In general, after mixing all ingredients together to form chocolate, inclusions or different kinds of fillings may be added and, often, there is no validated control step / measure with respect to microbiological hazards. Because of the low moisture / high fat content of the food, at this point, a much higher heat processing than commonly applied in those food processing steps would be required. Therefore, all raw and intermediate processed materials entering that process should be safe for consumption from a microbiological point of view. In order to ensure the microbiological safety of confectionery products, the re-entry of any pathogen of concern after the validated control measure has to be prevented during processing. Quite often, past outbreaks related to such products are thought or even proven to have resulted from recontamination[40]. Prevention of recontamination is a complex task and includes clear separation of areas handling raw (unprocessed) and processed materials. This segregation (zoning) should not be limited to materials, people and traffic, but should also take into account the utilities of the facility, e.g. air handling, water systems. Where physical separation, e.g. in different buildings, is not feasible, care should be taken that any flow (air, water) is directed towards the area before the control step, and backflow is prevented. In addition, means of transport (like equipment used to transport raw materials, intermediate products, rework, finished goods) should be carefully regulated to prevent cross contamination of finished goods originating from the raw materials side. Any cleaning / sanitation activities need to be included in the zoning concept, especially any tools that are commonly used in many activities. Besides the normal production conditions, times of maintenance / repair and new installations should be considered in terms of adhering to the segregation of processing areas.

A valid verification for the effectiveness of zoning measures is an aggressive environmental monitoring plan to detect potential weaknesses in segregation before the microorganisms can enter the product stream. To date, no clear correlation can be established between any non-pathogenic microorganisms and Salmonella or any other pathogen, therefore, environmental monitoring needs to target the pathogen of concern. In order to render that program most effective, the sampling should focus on the most critical areas where pathogens would most likely be first detected when entering the facility, e.g. areas with increased moisture like drains, hand wash basins and high traffic areas. Also any deviation, i.e. positive finding, should trigger an in-depth investigation of the underlying root cause to allow for effective corrective actions. During such investigations, additional measures to continuously ensure the safety of the products should be considered. This could include, but is not limited to, tighter sanitation schedules, limiting traffic of people and materials, establishing additional sanitation measures for people and material movements.

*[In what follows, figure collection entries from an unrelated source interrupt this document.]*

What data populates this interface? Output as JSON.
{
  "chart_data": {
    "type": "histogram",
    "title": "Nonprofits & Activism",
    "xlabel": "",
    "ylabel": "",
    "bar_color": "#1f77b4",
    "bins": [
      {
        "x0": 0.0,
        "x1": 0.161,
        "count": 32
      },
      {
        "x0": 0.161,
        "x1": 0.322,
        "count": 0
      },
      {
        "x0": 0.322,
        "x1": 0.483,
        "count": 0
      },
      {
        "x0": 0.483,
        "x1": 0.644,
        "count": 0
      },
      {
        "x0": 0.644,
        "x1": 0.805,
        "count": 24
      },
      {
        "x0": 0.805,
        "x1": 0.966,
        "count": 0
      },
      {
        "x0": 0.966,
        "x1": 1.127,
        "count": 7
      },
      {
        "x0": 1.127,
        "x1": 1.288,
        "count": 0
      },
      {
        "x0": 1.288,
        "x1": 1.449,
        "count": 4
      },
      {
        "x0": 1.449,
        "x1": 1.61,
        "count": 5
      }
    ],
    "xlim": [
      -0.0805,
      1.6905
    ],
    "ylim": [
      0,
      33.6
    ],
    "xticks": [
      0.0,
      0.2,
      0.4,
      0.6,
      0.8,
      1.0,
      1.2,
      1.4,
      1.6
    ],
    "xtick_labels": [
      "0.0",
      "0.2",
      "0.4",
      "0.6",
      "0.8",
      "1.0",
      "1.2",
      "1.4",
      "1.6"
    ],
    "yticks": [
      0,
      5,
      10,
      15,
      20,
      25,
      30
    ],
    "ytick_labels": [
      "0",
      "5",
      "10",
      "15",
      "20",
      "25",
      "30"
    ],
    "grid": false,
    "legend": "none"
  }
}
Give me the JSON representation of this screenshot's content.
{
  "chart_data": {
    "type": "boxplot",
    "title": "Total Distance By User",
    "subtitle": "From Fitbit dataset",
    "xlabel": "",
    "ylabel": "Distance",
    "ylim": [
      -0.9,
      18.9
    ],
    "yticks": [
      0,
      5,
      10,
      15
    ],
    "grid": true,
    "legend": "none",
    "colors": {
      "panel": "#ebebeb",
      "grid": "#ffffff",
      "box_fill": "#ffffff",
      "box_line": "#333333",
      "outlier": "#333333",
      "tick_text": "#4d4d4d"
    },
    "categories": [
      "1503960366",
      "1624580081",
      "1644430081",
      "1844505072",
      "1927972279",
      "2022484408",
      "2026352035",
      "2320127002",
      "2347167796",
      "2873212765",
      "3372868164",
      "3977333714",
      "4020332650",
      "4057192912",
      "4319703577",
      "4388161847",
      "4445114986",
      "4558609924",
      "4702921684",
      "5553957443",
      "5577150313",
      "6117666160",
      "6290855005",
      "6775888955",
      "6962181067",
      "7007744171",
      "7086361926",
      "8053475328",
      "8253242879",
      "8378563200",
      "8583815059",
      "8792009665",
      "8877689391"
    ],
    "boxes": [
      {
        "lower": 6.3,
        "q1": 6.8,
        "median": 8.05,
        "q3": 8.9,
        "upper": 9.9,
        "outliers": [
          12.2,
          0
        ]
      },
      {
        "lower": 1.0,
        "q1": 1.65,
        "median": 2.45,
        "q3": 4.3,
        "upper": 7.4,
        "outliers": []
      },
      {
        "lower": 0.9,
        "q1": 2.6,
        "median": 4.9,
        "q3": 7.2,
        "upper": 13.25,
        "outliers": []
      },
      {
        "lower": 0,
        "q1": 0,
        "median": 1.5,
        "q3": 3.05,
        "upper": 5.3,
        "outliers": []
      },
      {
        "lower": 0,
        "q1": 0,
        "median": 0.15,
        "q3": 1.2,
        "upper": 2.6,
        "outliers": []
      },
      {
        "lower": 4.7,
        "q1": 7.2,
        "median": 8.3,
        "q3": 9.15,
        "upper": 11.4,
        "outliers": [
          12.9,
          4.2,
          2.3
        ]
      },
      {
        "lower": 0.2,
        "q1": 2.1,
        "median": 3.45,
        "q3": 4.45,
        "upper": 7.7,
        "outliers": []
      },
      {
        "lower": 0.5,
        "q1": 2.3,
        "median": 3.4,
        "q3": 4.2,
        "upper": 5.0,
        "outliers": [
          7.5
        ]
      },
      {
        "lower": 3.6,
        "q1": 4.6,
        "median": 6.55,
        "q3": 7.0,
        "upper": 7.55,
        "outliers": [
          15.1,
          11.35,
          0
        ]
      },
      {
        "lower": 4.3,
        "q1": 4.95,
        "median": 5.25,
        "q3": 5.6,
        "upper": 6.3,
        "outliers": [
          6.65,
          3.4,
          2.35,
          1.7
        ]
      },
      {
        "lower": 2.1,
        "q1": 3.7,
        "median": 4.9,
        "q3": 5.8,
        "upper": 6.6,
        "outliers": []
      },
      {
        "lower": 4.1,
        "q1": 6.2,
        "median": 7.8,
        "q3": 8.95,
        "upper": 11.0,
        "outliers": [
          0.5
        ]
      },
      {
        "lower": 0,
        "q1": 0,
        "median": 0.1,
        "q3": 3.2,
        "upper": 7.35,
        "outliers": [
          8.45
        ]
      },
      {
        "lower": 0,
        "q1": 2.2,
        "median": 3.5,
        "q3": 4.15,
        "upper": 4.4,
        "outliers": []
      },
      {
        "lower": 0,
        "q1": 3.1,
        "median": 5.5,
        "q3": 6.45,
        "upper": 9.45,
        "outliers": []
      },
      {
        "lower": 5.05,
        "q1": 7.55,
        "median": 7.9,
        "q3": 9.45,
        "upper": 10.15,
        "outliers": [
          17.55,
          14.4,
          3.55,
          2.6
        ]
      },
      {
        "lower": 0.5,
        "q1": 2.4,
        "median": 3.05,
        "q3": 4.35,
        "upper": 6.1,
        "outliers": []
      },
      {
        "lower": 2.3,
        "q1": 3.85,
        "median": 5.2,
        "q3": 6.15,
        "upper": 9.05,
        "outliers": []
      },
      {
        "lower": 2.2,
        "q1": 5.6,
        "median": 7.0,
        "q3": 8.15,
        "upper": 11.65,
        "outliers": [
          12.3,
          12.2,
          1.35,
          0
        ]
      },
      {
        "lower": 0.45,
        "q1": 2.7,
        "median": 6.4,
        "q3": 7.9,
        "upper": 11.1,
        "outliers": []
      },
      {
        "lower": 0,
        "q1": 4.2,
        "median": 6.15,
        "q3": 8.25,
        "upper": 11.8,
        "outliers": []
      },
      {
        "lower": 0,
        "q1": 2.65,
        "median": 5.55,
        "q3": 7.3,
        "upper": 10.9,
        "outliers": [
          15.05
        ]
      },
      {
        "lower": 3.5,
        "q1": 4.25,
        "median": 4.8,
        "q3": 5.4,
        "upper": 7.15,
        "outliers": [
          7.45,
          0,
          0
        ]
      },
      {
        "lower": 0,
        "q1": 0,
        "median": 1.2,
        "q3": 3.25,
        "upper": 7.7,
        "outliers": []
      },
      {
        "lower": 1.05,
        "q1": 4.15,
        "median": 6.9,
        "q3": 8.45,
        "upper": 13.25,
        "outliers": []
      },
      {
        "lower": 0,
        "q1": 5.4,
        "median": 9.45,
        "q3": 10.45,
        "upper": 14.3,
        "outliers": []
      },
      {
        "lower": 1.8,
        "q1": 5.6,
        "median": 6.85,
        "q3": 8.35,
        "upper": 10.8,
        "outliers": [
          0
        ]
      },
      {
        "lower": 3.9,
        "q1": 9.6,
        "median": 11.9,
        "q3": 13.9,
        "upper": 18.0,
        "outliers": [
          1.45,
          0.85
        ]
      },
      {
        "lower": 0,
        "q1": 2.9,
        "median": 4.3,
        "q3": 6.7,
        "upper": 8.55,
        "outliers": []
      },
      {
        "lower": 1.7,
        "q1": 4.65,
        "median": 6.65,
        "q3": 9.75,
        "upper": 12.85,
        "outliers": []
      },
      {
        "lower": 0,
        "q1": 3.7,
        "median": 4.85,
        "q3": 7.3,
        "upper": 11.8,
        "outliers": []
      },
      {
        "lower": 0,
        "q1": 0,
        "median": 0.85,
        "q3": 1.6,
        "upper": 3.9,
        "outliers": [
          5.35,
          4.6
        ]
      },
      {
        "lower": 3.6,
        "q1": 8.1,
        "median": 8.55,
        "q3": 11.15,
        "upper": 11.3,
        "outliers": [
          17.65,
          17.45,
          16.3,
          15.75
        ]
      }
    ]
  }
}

In summary, the microbiological safety of confectionery products can be ensured by consequent application of the HACCP concept and adherence to prerequisite programs to ensure a good manufacturing practice and agricultural practice, throughout the whole processing chain. This includes not only the final processing steps of making chocolate, but starts at the level – and sourcing – of raw agricultural materials used in chocolate-making, like cocoa and nuts. Microbial data can play an important role in the verification of implemented controls, but their validity and limitations need to be understood[41,42,43].

Finally, as a reaction to the recent outbreaks of Salmonellosis caused by low moisture products (almonds, peanut butter and products derived from peanuts), several documents related to the control of Salmonella in low moisture foods have been published in the USA[44,45,46,47] that provide useful guidance to the food industry.